I really love the concept of tasting plates - I like the sharing aspect, as well as the fact that you get to have a little bit of this and a little bit of that. Variety and generosity is good. Tasting plates also look great, providing a lovely visual contrast of colours and textures. They are a great way to entertain too, allowing everyone to just help themselves - and any of those pesky, fussy eaters to pick away at what they like and leave what they don't. 

Tonight's recipes are so simple and fast that I have just written them below in note form. Feel free to modify them to suit you. Here is what we shared for dinner on this chilly winter Sunday night, rugged up on the couch.....



Sunday Night Asian Tasting Plate
Crispy Seasame Barramundi with Wasabi Mayonnaise, Sugar Snap Peas with Sesame Oil and Soy Dressing, Fried Spiced Coriander and Pepper Tofu with Chilli Sauce


Method

For the Barramundi - I simply dusted the Barramundi with seasoned flour, dipped them in lightly beaten egg and then coated them in a mixture of 1/2 Panko breadcrumbs (you will find these in any Asian grocery store) and 1/2 sesame seeds. I then shallow fried the fish in peanut oil. The Wasabi mayo was just a couple of tablespoons of good quality aoli (garlic mayonnaise) I had in the fridge, mixed through with a generous amount of Wasabi paste. It can be as mild or as hot as you fancy.
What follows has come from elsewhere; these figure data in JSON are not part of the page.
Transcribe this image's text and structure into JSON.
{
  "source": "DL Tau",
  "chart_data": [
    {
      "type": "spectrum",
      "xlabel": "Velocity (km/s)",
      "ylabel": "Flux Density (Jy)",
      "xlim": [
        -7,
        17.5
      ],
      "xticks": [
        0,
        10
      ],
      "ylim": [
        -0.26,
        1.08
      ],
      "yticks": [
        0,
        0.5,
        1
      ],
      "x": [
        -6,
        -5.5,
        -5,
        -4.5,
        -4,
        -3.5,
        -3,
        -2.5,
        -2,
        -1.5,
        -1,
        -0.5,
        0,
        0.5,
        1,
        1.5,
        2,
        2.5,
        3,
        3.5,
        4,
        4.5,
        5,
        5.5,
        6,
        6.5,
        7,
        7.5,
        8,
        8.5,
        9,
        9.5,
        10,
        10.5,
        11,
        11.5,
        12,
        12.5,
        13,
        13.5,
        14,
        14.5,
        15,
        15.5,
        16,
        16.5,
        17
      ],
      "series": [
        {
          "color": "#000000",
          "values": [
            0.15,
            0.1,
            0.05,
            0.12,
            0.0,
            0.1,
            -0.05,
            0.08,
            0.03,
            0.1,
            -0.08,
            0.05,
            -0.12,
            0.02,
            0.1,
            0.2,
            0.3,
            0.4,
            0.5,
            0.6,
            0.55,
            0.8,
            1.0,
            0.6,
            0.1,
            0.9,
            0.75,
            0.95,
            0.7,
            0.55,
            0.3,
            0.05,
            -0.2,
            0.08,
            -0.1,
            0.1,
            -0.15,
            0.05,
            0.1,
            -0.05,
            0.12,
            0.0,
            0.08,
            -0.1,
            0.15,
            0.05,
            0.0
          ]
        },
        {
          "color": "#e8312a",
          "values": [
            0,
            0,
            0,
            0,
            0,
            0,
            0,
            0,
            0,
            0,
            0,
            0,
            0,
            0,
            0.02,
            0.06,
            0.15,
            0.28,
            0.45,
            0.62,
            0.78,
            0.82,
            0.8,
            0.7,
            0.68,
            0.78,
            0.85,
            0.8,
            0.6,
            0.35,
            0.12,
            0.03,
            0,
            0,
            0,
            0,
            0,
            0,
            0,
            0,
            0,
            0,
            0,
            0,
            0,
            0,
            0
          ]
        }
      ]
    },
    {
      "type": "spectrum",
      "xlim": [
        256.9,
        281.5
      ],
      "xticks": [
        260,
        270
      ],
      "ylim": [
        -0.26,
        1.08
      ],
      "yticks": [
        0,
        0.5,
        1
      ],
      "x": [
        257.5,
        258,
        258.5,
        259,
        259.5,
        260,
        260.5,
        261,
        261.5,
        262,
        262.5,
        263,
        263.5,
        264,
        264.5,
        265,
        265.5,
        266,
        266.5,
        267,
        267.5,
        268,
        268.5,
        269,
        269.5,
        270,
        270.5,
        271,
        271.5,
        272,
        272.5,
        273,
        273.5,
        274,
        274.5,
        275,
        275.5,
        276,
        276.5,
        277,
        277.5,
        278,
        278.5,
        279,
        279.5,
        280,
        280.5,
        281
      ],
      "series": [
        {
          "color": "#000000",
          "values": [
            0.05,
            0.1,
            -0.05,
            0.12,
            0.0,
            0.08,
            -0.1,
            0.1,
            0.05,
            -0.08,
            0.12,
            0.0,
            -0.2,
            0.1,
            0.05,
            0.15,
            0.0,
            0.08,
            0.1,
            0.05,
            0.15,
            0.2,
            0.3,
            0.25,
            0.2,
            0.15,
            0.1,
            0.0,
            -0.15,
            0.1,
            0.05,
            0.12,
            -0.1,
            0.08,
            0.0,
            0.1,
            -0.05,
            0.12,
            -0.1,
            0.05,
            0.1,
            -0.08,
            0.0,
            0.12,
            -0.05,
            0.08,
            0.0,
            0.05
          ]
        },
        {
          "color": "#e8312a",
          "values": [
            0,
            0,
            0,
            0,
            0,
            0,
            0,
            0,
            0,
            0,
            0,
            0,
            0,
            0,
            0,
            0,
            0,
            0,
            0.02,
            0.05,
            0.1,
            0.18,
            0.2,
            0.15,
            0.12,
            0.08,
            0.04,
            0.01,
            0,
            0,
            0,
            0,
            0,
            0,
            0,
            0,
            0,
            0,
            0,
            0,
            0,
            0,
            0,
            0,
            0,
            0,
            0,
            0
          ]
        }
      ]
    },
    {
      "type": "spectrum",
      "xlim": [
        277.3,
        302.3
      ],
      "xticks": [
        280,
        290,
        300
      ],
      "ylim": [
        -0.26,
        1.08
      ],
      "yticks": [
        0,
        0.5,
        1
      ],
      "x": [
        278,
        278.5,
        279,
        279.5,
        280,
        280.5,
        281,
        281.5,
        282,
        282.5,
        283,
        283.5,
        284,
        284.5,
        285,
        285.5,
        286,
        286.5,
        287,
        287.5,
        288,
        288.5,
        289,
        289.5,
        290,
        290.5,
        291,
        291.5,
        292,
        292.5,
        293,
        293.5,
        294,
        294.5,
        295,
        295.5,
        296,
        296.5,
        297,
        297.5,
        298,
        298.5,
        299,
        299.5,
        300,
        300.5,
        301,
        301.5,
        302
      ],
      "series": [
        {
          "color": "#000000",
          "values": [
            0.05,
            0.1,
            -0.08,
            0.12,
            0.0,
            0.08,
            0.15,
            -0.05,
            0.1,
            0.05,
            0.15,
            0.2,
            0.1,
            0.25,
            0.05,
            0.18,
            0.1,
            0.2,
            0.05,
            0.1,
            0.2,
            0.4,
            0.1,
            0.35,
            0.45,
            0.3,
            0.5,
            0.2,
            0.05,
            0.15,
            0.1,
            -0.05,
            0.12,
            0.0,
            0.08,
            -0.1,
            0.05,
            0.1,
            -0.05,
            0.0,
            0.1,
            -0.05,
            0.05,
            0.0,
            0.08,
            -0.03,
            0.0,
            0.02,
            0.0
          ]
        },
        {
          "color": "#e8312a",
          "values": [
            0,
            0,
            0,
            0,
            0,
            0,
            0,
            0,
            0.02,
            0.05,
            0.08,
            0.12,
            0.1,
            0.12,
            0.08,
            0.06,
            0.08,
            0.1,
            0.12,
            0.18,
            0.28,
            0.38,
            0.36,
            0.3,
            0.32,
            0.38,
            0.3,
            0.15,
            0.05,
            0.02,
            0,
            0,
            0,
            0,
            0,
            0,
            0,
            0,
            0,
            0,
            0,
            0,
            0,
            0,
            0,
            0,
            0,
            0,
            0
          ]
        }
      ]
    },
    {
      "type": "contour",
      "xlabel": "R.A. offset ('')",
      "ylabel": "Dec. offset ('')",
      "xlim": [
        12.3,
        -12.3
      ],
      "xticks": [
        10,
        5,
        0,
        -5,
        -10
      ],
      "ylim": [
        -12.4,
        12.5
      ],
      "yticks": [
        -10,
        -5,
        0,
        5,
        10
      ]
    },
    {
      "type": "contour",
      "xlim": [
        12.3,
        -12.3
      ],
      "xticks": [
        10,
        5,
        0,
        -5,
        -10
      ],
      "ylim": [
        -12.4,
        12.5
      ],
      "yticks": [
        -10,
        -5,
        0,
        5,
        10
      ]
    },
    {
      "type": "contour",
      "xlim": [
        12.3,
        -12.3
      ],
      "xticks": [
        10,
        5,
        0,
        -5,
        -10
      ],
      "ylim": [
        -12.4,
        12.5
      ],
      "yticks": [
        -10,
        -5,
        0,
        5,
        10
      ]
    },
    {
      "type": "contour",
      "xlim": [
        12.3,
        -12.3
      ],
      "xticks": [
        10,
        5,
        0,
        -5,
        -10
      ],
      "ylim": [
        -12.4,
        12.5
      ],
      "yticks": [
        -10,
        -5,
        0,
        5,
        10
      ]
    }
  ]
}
For the Sugar Snap Peas - I steamed these for about a minute in the microwave and drizzled them with a couple of teaspoons each of soy sauce and sesame oil just before serving. I seasoned them with cracked pepper and sesame seeds to finish them off.

For the Tofu - I pounded together 2 teaspoons of coriander seeds, 1 teaspoon of Szechuan pepper, 1 teaspoon black peppercorns and 1 teaspoon sea salt. When it was finely ground, I added it to 2 tablespoons of plain flour and mixed it well. I tossed the cubed tofu in the flour and then shallow fried it until it started to turn golden and puffy.

While the tofu was still warm, I tossed through some chilli sauce, a squeeze of lime juice, a tablespoon of spring onion and seasoned well with salt and pepper. That's it - dinner!